A Progressive Batching L-BFGS Method for Machine Learning

TL;DR

This paper introduces a new progressive batching L-BFGS algorithm that combines stochastic line search and stable quasi-Newton updates, improving large-scale machine learning optimization.

Contribution

It proposes a novel progressive batching L-BFGS method with convergence guarantees, bridging the gap between full batch and stochastic approaches.

Findings

Performs well on logistic regression and neural networks

Offers convergence guarantees for the proposed method

Balances efficiency and stability in large-scale optimization

Abstract

The standard L-BFGS method relies on gradient approximations that are not dominated by noise, so that search directions are descent directions, the line search is reliable, and quasi-Newton updating yields useful quadratic models of the objective function.
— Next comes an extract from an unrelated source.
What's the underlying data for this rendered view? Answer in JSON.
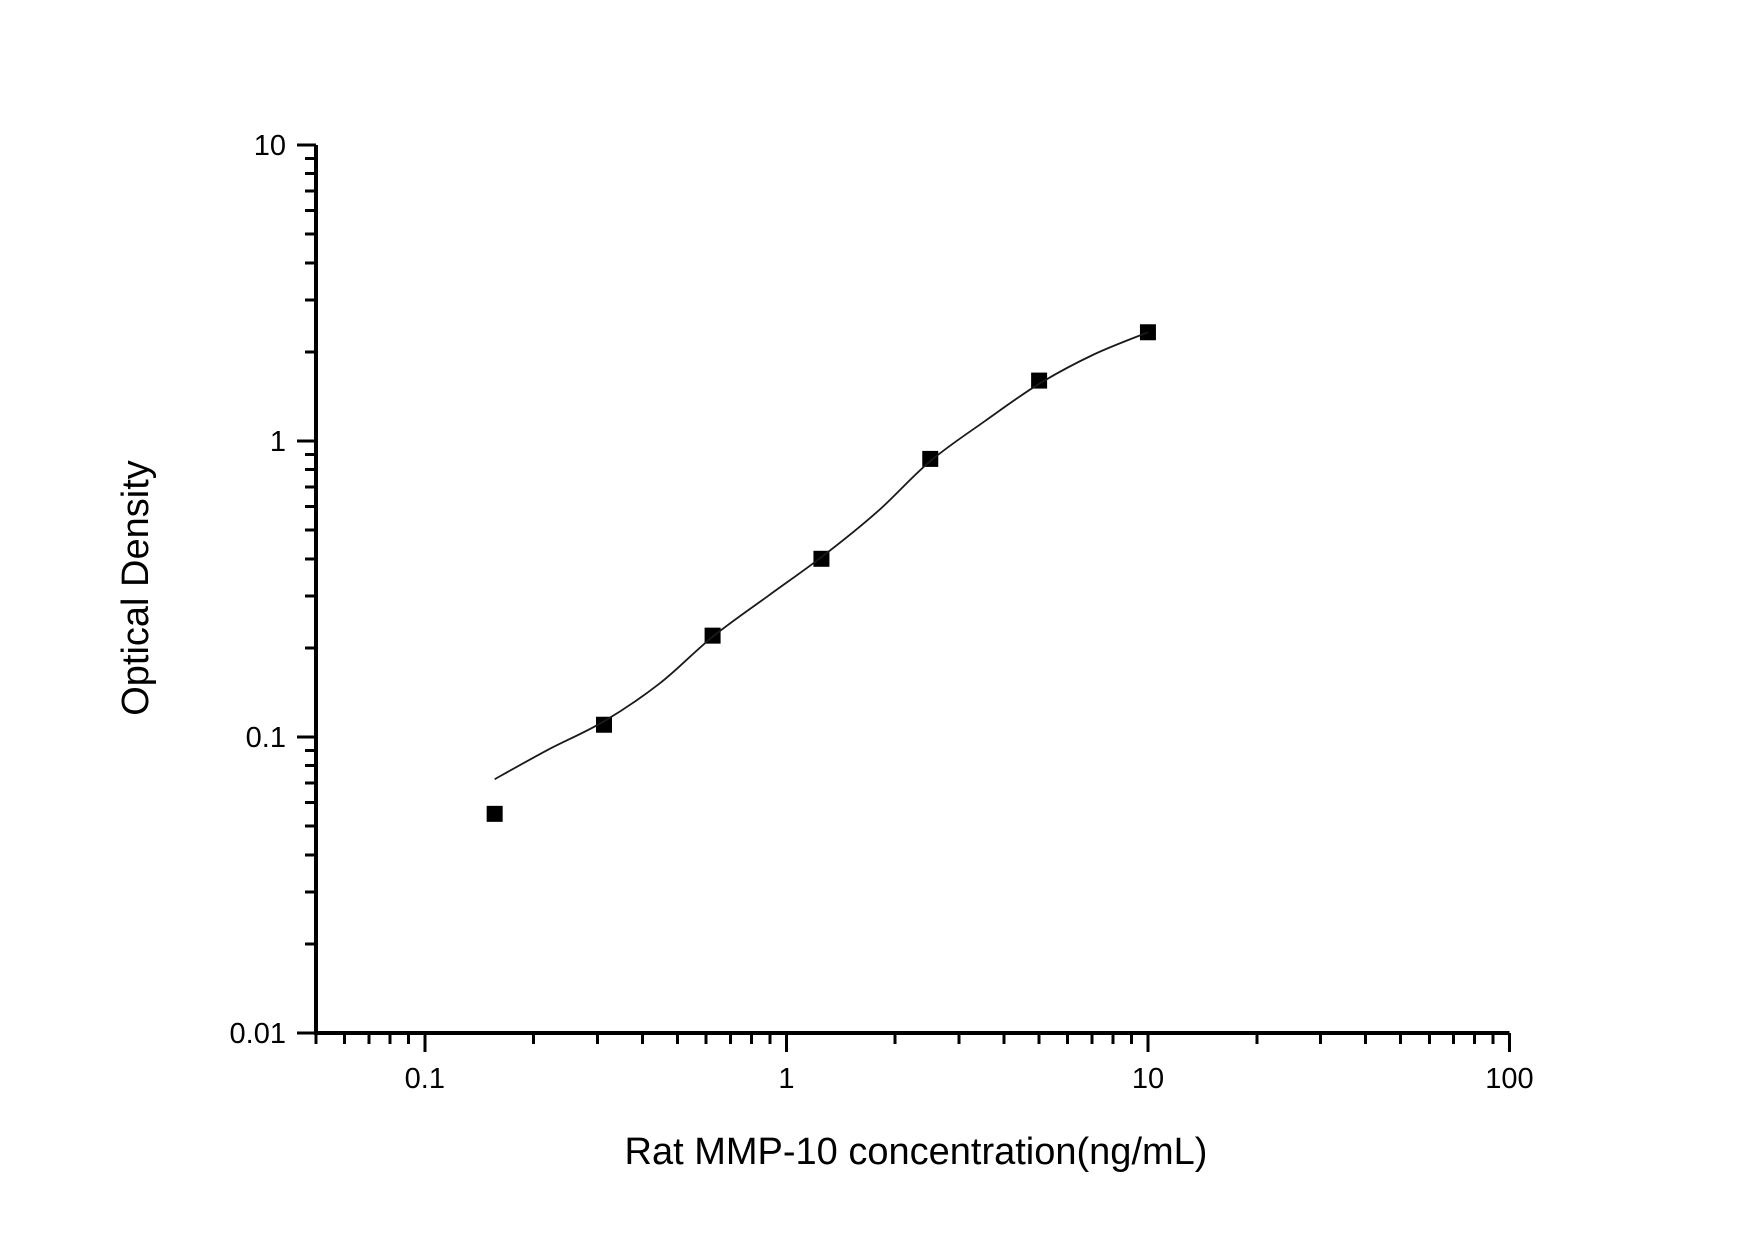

All of this appears to call for a full batch approach, but since small batch sizes give rise to faster algorithms with better generalization properties, L-BFGS is currently not considered an algorithm of choice for large-scale machine learning applications. One need not, however, choose between the two extremes represented by the full batch or highly stochastic regimes, and may instead follow a progressive batching approach in which the sample size increases during the course of the optimization. In this paper, we present a new version of the L-BFGS algorithm that combines three basic components - progressive batching, a stochastic line search, and stable quasi-Newton updating - and that performs well on training logistic regression and deep neural networks. We provide supporting convergence theory for the method.